Yep, it’s spring, so it must be alumni weekend time. I’m certain of it, for we just returned from one in California.
By now, I’ve accumulated enough years on my vintage [in mercy, we won’t say how old] life odometer, to be a veteran of these springtime rites of passage we call alumni weekends. In our case, they are inescapable because not only do my wife and I have collectively nine alma maters to keep track of, I’ve also taught at five educational institutions (three universities, one high school, and one junior high), over a period of 34 years. Each of these can be counted on to schedule an alumni weekend each spring. Translated: it means that rare is a spring when a particular alumni weekend fails to belt out an irresistible siren call. And it’s all because of numerology. Actually it’s an insidious attempt by society to keep us broke by reminding us (by snail mail, e-mails, telephone, Facebook, blogs, Twitter, et al) that somewhere, every year of our lives, a five-year-multiple of some sort has reared its ugly head. And rejecting such a summons is almost a sacrilegious act: akin to burning a Bible—or a National Geographic magazine.

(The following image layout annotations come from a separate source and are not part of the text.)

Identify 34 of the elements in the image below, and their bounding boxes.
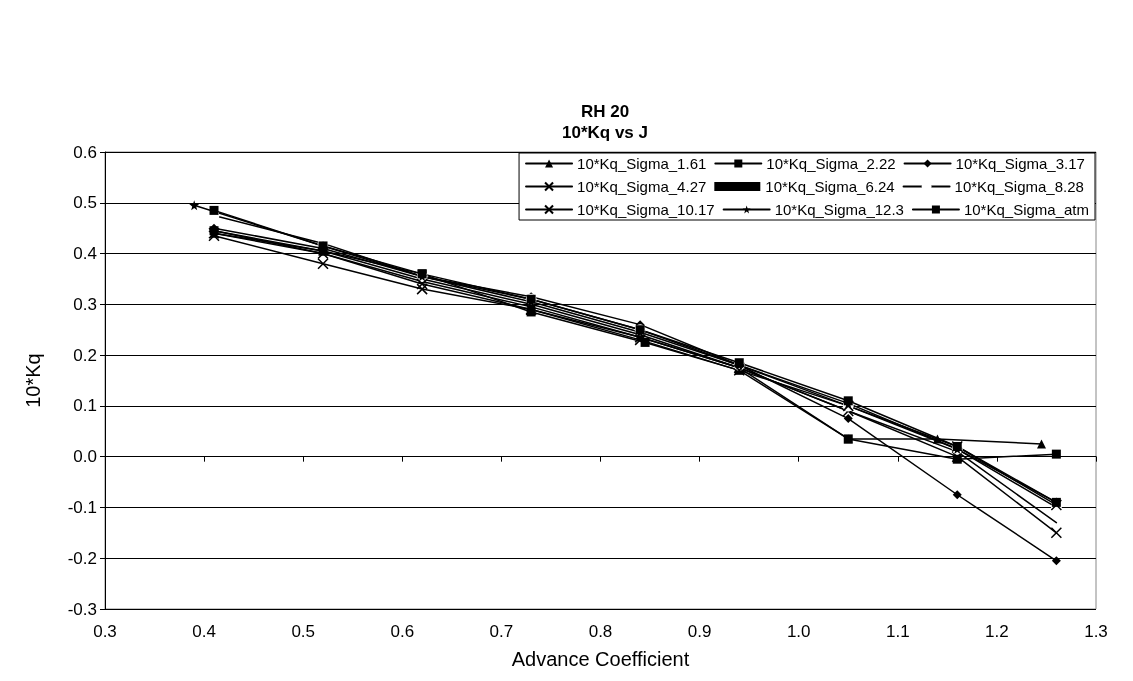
legend-label: 10*Kq_Sigma_1.61 bbox=[577, 155, 707, 172]
legend-label: 10*Kq_Sigma_3.17 bbox=[955, 155, 1085, 172]
y-tick-label: 0.2 bbox=[73, 345, 97, 365]
y-tick-label: 0.0 bbox=[73, 447, 97, 467]
x-tick-label: 0.5 bbox=[291, 622, 316, 641]
chart-title: RH 20 bbox=[580, 102, 630, 121]
x-tick-label: 0.9 bbox=[687, 622, 712, 641]
legend-label: 10*Kq_Sigma_atm bbox=[963, 201, 1089, 218]
legend-label: 10*Kq_Sigma_8.28 bbox=[954, 178, 1084, 195]
x-tick-label: 0.4 bbox=[192, 622, 216, 641]
y-tick-label: -0.2 bbox=[67, 548, 97, 568]
legend-label: 10*Kq_Sigma_10.17 bbox=[577, 201, 715, 218]
y-tick-label: 0.3 bbox=[73, 294, 97, 314]
legend-label: 10*Kq_Sigma_6.24 bbox=[765, 178, 895, 195]
chart-subtitle: 10*Kq vs J bbox=[562, 123, 648, 142]
x-tick-label: 1.0 bbox=[786, 622, 811, 641]
x-tick-label: 1.3 bbox=[1084, 622, 1108, 641]
y-tick-label: 0.1 bbox=[73, 396, 97, 416]
y-tick-label: 0.5 bbox=[73, 193, 97, 213]
x-tick-label: 0.7 bbox=[489, 622, 514, 641]
x-tick-label: 1.1 bbox=[885, 622, 910, 641]
y-tick-label: 0.4 bbox=[73, 244, 97, 264]
x-axis-title: Advance Coefficient bbox=[511, 648, 690, 670]
y-axis-title: 10*Kq bbox=[22, 353, 44, 408]
y-tick-label: -0.3 bbox=[67, 599, 97, 619]
x-tick-label: 0.8 bbox=[588, 622, 613, 641]
x-tick-label: 0.6 bbox=[390, 622, 415, 641]
legend-label: 10*Kq_Sigma_4.27 bbox=[577, 178, 707, 195]
x-tick-label: 1.2 bbox=[985, 622, 1009, 641]
y-tick-label: 0.6 bbox=[73, 142, 97, 162]
legend-label: 10*Kq_Sigma_12.3 bbox=[774, 201, 904, 218]
x-tick-label: 0.3 bbox=[93, 622, 117, 641]
legend-label: 10*Kq_Sigma_2.22 bbox=[766, 155, 896, 172]
y-tick-label: -0.1 bbox=[67, 497, 97, 517]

Well, as I said, we’ve just returned from another one. And this one was impossible to resist: a West Coast high school class was circling its wagons for their big 4 0 reunion. And I received an invitation that—oh, let me tell you how diabolically wicked it was! One of those long-ago students e-mailed me, informing me that way back when we were both young and foolish, I’d been one of her favorite teachers, and she’d never been back to an alumni reunion because I wasn’t there and that if I didn’t show up for this one she’d boycott that one too—Did I really want to have such a dastardly crime on my conscience? And she called in reinforcements for added insurance. “Trip insurance,” I believe they call it in the cruise industry.
So, of course, we packed up our bags and went. And it was worth many times over what we paid for it. I must confess to you that, in life, I’ve had more than my fair share of honors and degrees, but none of them can compare to this tender-hearted former student of mine, who after agreeing to introduce me to the alumni crowd, sat there with me on the front row racked with anguish and embarrassment, declaring over and over in a shaking voice, “I just can’t go through with this, Dr. Wheeler! I just can’t!” And the closer we got to our place in the program, the more she shook. Almost, I thought we’d lose her.

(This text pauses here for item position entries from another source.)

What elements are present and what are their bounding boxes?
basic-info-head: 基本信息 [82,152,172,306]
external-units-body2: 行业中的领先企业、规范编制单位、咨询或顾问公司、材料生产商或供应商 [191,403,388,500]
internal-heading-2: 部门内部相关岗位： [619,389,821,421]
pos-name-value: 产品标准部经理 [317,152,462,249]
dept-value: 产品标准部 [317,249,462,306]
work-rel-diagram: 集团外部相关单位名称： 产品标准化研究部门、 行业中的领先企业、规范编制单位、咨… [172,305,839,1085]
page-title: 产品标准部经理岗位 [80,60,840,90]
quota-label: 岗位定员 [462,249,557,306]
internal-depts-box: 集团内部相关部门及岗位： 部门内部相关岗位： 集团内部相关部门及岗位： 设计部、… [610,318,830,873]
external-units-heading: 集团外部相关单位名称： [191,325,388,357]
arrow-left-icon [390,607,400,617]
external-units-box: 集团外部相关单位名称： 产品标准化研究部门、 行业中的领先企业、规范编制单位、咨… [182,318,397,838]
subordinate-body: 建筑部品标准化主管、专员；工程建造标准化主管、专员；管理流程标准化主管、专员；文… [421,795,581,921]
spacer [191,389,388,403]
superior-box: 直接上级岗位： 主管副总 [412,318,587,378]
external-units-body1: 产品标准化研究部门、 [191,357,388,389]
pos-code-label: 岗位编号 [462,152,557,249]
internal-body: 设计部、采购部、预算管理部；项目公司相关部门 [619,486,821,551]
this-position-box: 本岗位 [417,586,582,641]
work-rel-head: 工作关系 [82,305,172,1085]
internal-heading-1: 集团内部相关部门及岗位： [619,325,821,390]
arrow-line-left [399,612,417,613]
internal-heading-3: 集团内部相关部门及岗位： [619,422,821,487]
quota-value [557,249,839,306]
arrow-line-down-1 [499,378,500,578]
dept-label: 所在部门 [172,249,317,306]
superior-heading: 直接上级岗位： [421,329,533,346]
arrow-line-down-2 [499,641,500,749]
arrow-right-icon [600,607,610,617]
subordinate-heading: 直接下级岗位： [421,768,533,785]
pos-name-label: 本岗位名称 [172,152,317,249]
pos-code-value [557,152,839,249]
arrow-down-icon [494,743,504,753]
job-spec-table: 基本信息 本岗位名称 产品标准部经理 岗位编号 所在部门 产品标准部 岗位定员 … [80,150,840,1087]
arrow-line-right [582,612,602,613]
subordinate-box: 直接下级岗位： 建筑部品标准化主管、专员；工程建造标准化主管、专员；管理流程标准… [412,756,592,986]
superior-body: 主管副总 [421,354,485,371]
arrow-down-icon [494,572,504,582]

But of course we didn’t: the most moving heart-felt tribute a teacher could ever receive. Complete with a conch shell in which she had somehow some way, I don’t know how! beautifully inscribed these words inside: “Dear Dr. Wheeler, you will always remain in our hearts”—words no one but me could see.
Of course I hugged her! Indeed, for a time, I could not speak. Not until afterwards did we discover she’d been given a standing ovation. Because, in the brief terrestrial passage of this thing called “life,” rarely are we moved to such an extent that we’re incapable of speech. All the way back, on our return flight to Denver, I dissected that precious moment to find out why. The closest I can get to an articulate explanation is this: If we are lucky enough to live a rich full life and be the recipient of honors, the ones that mean the most come from the lips of those who have known us the longest, and say, in essence:
I knew you when—. I knew you when you were young and crazy like us. When you loved us unreservedly even when we were most unlovable. There were times when you lost your temper, when you did and said stupid, even inexcusable things, just like some of us did—but we loved you all the more because we knew the love you had for us was Velveteen Rabbit real. And it’s because of all that, that we haven’t been able to forget you—that we can’t even imagine not having you with us when we celebrate our 40th alumni weekend.
This is what alumni weekends are really all about. For we are unreservedly vulnerable only once in life—when we are young. And though we may be considered successful by the great world later on, if our long-ago peers don’t consider us to be successful (with qualities that really matter, that stand the test of time), when we go back to the old campus on alumni weekend, when we pick up where we left off all those years ago—then we are not really successful at all, no matter what the world might say. And this is the reason that, if I should somehow live a thousand years, never could I imagine so undeserving, so heartbreakingly beautiful, a tribute as the one I just received.
May God bless her! And bless all those others who shakily stand up in front of their long-ago-but-forever classmates, to express that rare kind of love that comes—if it comes at all in life—but once.